Sinclair Lewis- "the inocents" Book Review

the inocents by Sinclair Lewis was one of two novels published in 1917. The full title of this work is The Innocents: A Story for Lovers and was originally a collection of serialized stories for a women’s magazine. It was Sinclair Lewis’s last distinctive pulp novel.

The Innocents, Plot Summary:

The first characters introduced are a couple, born a decade before the American Civil War, who now live in New York City and have been married for 40 years. They are Mr. Seth Appleby and Mrs. Sarah Jane Appleby, often called simply ‘Father’ and ‘Mother’.

They have a married daughter, Lulu, who lives with her husband and young son in a New York town. Mother and father are “the innocents” from the 1917 serialized novella by Sinclair Lewis.

After a few decades at Pilkings & Son’s Shoe Parlour, Seth Appleby has worked his way up to become a more or less modern equivalent to Mr. Pilkings of what Dagwood Bumstead is to Julius Dithers, albeit even less appreciated and questioned than Dagwood. This is a theme that also appeared on “Our Mr. Wrenn”.

During their annual two-week vacation on Cape Cod, the father and mother invite the owners of their vacation home for a snack at Ye Tea Shoppe. Expecting the bill for his light snack to be around ninety cents, the father is surprised to see that he is charged $3.60. He calculates that this sum represents a 500% profit margin on the food served.

Suddenly, at one point like a big, eye-opening eye-opening moment, the idea of ​​running a tea shop seems like an attractive alternative to outfitting big-city fans with footwear.

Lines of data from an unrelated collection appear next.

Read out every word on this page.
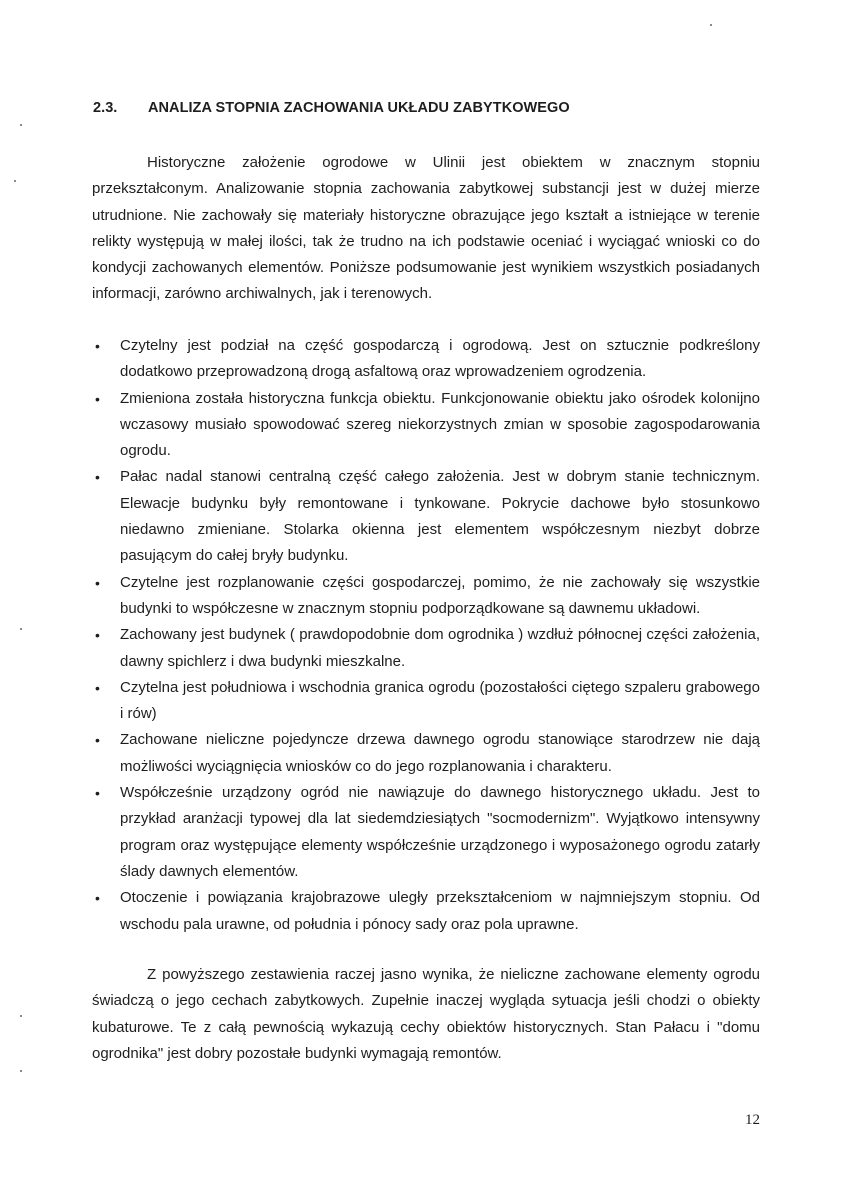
2.3. ANALIZA STOPNIA ZACHOWANIA UKŁADU ZABYTKOWEGO

Historyczne założenie ogrodowe w Ulinii jest obiektem w znacznym stopniu przekształconym. Analizowanie stopnia zachowania zabytkowej substancji jest w dużej mierze utrudnione. Nie zachowały się materiały historyczne obrazujące jego kształt a istniejące w terenie relikty występują w małej ilości, tak że trudno na ich podstawie oceniać i wyciągać wnioski co do kondycji zachowanych elementów. Poniższe podsumowanie jest wynikiem wszystkich posiadanych informacji, zarówno archiwalnych, jak i terenowych.

• Czytelny jest podział na część gospodarczą i ogrodową. Jest on sztucznie podkreślony dodatkowo przeprowadzoną drogą asfaltową oraz wprowadzeniem ogrodzenia.
• Zmieniona została historyczna funkcja obiektu. Funkcjonowanie obiektu jako ośrodek kolonijno wczasowy musiało spowodować szereg niekorzystnych zmian w sposobie zagospodarowania ogrodu.
• Pałac nadal stanowi centralną część całego założenia. Jest w dobrym stanie technicznym. Elewacje budynku były remontowane i tynkowane. Pokrycie dachowe było stosunkowo niedawno zmieniane. Stolarka okienna jest elementem współczesnym niezbyt dobrze pasującym do całej bryły budynku.
• Czytelne jest rozplanowanie części gospodarczej, pomimo, że nie zachowały się wszystkie budynki to współczesne w znacznym stopniu podporządkowane są dawnemu układowi.
• Zachowany jest budynek ( prawdopodobnie dom ogrodnika ) wzdłuż północnej części założenia, dawny spichlerz i dwa budynki mieszkalne.
• Czytelna jest południowa i wschodnia granica ogrodu (pozostałości ciętego szpaleru grabowego i rów)
• Zachowane nieliczne pojedyncze drzewa dawnego ogrodu stanowiące starodrzew nie dają możliwości wyciągnięcia wniosków co do jego rozplanowania i charakteru.
• Współcześnie urządzony ogród nie nawiązuje do dawnego historycznego układu. Jest to przykład aranżacji typowej dla lat siedemdziesiątych "socmodernizm". Wyjątkowo intensywny program oraz występujące elementy współcześnie urządzonego i wyposażonego ogrodu zatarły ślady dawnych elementów.
• Otoczenie i powiązania krajobrazowe uległy przekształceniom w najmniejszym stopniu. Od wschodu pala urawne, od południa i pónocy sady oraz pola uprawne.

Z powyższego zestawienia raczej jasno wynika, że nieliczne zachowane elementy ogrodu świadczą o jego cechach zabytkowych. Zupełnie inaczej wygląda sytuacja jeśli chodzi o obiekty kubaturowe. Te z całą pewnością wykazują cechy obiektów historycznych. Stan Pałacu i "domu ogrodnika" jest dobry pozostałe budynki wymagają remontów.

12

They sell everything they have and open their own tea shop on Cape Cod. It fails. Seth can’t get his old job back. They end up having to wander from New York to West Virginia, where they transform the manners and morals of a jungle of drifters. The vagabonds scatter and the legend of two eccentric rich old men wandering the world doing good begins. In the end, the Applebys find happiness in the shoe business in a small town in Indiana.

If this sounds like a bit of fluff, Lewis probably wouldn’t argue. He had an uncanny ability to make a living as a writer because he knew how to quickly provide “fluff” stories that ordinary audiences would consume.

Sinclair Lewis often had a hard time describing married couples who were equal to each other or at least brought something close to equal as partners in their “divisions of labor.” The Innocents is a very notable exception to this, as for any plot flaws, this novel is one of your best examples of a couple as equals.

Whether you call it travel, flight, wanderlust, dreaming… call it “greener grass syndrome,” but one of the most persistent themes in both Sinclair Lewis’s personal life and his work is that sheer movement, pure try something completely new. and differently, simply going the long way, some or all of these, will almost certainly bring good results, something better.

Now a rare collectible book, a good copy without a dust jacket can easily sell for around $800.